Answer to Question #4581 in Mechanics | Relativity for Marcus
Natalya Lisovskaya set a track and field record in 1987 when she put the shot so that its horizontal displacement was 22.63 m. Assume that the angle of the initial velocity of the shot was such that it maximized the range, and for simplicity, assume the height of the ball when it landed was the same as the height at which it left her hand. If she were to put the shot vertically with the same speed, what is the maximum height above her hand that the shot would reach?
The angle of the initial velocity of the shot such that it maximize the range is pi/4. Let's find the initial speed of a shot. Let V1 and V2 be the vertical and the horizontal speed components. As the angle is pi/4, we see that V1 = V2 = V/sqrt(2).
Horizontal: distance D = V2*t = V*t/sqrt(2). (*) Vertical: V1*t = (gt^2)/2, so, V*t/sqrt(2) = (gt^2)/2, and we see that D = (gt^2)/2. So, t = sqrt(2D/g) = sqrt(2*22.63/9.8) = 2.14 seconds.
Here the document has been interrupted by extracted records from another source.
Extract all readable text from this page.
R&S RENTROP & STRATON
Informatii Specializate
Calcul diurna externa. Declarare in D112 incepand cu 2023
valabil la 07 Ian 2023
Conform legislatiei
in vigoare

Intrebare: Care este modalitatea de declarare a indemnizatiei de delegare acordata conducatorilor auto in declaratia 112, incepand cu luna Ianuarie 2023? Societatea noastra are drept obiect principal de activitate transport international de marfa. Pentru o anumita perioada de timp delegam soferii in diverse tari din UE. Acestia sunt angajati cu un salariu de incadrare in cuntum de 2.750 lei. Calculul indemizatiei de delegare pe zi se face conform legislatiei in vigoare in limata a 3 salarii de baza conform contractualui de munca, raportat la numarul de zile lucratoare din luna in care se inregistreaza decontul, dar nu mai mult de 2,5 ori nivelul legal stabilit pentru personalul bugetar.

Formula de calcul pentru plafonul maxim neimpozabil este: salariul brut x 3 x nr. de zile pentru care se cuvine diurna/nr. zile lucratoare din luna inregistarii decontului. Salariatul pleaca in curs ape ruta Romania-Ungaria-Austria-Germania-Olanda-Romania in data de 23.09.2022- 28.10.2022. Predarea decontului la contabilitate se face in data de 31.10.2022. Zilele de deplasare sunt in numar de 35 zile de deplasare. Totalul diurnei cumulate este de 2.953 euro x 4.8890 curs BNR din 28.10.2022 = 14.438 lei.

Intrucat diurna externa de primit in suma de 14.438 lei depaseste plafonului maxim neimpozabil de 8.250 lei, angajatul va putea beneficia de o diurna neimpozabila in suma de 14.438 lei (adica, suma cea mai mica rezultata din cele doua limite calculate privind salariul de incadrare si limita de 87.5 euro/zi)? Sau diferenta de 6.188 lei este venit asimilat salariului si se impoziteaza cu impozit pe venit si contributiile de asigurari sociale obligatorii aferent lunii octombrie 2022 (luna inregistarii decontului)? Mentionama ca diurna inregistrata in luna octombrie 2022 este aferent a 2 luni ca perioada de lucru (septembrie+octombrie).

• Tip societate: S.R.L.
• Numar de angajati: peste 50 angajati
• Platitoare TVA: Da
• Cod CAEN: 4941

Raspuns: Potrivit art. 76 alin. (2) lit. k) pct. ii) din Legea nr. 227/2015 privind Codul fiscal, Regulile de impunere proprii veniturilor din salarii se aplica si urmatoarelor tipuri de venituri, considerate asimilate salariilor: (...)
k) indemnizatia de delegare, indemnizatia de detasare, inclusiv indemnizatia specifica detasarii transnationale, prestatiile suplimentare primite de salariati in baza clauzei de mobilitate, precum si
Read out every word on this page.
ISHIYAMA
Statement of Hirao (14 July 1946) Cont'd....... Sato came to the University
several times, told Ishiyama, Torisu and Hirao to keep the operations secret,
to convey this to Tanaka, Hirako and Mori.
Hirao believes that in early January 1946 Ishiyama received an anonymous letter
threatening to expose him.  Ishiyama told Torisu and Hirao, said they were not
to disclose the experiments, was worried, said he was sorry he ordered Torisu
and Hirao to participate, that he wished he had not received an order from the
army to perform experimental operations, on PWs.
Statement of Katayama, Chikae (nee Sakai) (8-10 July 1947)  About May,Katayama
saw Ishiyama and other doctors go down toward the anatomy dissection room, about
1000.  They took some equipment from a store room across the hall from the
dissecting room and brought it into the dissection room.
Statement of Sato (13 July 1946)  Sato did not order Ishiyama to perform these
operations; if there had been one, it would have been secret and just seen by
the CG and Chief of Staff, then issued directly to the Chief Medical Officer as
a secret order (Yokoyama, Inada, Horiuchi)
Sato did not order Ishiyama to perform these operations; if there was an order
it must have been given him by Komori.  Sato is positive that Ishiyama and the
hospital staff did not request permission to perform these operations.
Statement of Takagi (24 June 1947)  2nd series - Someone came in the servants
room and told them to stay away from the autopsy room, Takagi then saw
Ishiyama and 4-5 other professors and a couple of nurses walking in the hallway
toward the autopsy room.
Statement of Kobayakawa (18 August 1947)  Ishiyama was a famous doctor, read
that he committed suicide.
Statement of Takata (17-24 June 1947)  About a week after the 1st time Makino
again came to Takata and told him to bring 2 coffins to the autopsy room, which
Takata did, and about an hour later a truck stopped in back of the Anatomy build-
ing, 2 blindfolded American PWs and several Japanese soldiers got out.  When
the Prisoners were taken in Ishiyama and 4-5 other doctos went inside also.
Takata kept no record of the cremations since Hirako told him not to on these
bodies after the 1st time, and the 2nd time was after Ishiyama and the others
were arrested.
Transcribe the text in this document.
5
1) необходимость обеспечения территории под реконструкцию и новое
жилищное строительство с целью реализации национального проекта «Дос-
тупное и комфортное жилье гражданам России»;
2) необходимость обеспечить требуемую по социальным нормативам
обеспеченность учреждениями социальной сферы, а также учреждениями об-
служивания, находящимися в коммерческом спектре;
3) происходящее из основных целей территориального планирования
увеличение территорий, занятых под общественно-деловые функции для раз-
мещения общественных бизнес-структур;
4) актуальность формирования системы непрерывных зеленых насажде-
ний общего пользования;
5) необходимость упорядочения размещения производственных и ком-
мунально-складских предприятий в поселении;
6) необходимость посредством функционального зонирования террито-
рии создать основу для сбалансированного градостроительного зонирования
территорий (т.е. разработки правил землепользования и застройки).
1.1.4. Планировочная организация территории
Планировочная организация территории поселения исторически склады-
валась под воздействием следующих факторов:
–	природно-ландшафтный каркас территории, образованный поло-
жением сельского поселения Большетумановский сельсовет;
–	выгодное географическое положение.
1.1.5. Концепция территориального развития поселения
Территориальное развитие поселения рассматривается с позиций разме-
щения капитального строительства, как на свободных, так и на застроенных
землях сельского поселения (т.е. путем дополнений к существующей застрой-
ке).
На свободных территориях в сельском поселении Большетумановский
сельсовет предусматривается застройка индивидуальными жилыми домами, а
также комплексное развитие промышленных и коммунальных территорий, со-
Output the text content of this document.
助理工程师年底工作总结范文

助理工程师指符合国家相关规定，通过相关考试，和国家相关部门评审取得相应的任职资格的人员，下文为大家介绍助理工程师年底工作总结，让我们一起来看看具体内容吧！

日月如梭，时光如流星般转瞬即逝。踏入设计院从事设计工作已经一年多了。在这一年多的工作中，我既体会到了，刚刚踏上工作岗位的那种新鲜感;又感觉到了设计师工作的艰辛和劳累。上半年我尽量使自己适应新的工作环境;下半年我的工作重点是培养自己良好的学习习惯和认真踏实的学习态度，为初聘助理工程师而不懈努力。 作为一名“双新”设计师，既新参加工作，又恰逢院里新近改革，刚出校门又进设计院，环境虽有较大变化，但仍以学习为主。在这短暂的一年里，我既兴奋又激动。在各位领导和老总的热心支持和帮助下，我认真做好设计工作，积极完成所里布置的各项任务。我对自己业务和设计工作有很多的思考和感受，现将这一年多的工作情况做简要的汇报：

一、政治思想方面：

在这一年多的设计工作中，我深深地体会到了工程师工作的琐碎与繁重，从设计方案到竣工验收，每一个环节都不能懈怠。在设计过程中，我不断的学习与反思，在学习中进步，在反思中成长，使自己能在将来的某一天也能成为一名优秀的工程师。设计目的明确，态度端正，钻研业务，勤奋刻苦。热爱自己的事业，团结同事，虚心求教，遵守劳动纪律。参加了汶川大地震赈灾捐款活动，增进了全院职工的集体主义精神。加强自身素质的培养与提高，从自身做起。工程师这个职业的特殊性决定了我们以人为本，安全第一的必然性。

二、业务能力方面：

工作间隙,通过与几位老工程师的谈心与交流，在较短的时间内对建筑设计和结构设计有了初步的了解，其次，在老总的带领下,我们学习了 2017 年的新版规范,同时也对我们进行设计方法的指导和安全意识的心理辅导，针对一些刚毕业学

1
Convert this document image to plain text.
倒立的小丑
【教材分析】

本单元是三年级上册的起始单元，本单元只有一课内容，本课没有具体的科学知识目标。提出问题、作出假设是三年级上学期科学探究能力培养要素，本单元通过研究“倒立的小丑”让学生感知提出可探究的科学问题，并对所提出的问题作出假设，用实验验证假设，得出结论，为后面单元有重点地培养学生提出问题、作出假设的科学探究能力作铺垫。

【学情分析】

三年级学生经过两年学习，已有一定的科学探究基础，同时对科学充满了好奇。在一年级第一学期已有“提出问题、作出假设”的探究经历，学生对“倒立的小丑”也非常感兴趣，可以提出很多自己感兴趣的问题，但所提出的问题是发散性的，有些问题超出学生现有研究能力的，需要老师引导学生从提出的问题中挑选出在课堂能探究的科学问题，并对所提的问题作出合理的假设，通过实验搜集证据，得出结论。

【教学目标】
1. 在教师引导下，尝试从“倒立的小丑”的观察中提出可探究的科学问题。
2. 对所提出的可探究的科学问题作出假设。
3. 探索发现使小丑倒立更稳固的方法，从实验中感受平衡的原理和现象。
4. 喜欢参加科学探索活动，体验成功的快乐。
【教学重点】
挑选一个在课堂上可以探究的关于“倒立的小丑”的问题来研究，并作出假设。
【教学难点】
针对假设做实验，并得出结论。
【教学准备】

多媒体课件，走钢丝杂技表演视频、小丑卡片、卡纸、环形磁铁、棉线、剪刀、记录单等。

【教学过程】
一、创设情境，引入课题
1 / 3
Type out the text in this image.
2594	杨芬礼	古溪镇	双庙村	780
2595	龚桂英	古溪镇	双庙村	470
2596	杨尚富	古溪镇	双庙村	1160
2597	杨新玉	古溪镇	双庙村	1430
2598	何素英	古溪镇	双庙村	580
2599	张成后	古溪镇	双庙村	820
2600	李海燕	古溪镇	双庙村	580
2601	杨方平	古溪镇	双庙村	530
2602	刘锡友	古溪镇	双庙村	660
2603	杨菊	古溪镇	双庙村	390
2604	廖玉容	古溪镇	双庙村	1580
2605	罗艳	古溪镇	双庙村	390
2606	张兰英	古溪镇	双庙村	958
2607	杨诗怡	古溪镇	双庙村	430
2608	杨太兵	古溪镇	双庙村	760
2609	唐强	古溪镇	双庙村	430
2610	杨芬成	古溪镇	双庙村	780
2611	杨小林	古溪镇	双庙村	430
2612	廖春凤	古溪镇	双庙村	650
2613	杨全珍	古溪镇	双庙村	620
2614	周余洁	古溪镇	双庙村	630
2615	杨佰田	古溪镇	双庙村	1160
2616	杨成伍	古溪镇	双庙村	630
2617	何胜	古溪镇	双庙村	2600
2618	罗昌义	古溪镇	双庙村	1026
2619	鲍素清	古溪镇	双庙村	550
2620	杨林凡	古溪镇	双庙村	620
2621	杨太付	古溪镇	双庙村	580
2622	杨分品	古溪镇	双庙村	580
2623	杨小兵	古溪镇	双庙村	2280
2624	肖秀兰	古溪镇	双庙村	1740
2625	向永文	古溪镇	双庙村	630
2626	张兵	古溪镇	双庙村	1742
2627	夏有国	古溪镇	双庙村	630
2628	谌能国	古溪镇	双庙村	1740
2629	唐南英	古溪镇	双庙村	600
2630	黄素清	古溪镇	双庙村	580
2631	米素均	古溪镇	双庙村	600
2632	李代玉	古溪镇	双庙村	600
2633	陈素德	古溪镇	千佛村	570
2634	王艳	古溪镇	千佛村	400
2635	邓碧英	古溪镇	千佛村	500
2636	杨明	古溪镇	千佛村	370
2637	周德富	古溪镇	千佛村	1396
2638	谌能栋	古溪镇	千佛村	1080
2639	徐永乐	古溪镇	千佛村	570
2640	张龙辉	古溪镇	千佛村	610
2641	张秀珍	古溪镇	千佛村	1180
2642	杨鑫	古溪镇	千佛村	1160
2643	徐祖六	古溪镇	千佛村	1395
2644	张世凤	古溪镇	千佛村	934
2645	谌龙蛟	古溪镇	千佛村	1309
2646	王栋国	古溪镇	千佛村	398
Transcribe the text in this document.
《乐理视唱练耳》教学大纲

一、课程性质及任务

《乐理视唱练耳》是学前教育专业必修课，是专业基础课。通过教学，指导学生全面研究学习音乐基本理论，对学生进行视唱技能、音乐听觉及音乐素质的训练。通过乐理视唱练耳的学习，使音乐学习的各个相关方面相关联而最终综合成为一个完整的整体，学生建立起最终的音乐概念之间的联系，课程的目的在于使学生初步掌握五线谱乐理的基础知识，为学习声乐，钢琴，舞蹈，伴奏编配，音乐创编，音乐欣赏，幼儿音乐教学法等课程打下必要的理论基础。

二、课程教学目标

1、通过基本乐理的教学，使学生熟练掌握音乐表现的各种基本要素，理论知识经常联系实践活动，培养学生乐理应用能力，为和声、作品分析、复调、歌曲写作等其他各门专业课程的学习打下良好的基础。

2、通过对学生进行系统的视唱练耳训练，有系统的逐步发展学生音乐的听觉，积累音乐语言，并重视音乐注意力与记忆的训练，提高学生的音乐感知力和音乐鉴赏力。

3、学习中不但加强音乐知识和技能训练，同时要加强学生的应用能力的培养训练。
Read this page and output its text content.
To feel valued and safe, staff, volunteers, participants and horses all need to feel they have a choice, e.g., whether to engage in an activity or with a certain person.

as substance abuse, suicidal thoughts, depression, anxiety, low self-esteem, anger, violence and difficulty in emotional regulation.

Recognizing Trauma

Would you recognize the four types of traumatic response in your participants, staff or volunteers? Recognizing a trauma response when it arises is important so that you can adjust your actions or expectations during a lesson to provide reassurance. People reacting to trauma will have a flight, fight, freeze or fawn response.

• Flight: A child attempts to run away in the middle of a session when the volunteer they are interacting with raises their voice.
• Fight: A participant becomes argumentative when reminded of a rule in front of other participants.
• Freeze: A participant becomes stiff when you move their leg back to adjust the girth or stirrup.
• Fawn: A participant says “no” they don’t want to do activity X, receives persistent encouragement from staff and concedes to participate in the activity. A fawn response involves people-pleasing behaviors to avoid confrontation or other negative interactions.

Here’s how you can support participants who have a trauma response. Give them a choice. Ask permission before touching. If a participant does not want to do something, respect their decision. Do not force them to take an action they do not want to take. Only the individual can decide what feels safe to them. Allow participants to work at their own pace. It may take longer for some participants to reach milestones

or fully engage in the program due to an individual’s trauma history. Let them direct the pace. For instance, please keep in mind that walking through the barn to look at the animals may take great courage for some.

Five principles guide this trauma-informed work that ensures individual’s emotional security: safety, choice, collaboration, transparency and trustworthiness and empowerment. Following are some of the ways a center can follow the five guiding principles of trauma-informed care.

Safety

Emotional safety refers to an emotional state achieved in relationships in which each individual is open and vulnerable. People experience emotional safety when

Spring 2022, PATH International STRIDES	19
From (*): the initial speed V = D*sqrt(2)/t = 22.63*sqrt(2)/2.14 = 14.95 m/s.
Let's find the maximum height. Vt = (gt^2)/2, so, V = gt/2 and t = 2V/g = 3.05 seconds. V - gt = 0 (0 is the speed at the top point), so time to get to the top point is t = V/g = 14.95/9.8 = 1.53 seconds. Height H = Vt - (gt^2)/2 = 14.95*1.53 - (9.8*1.53^2)/2 = 11.40 meters.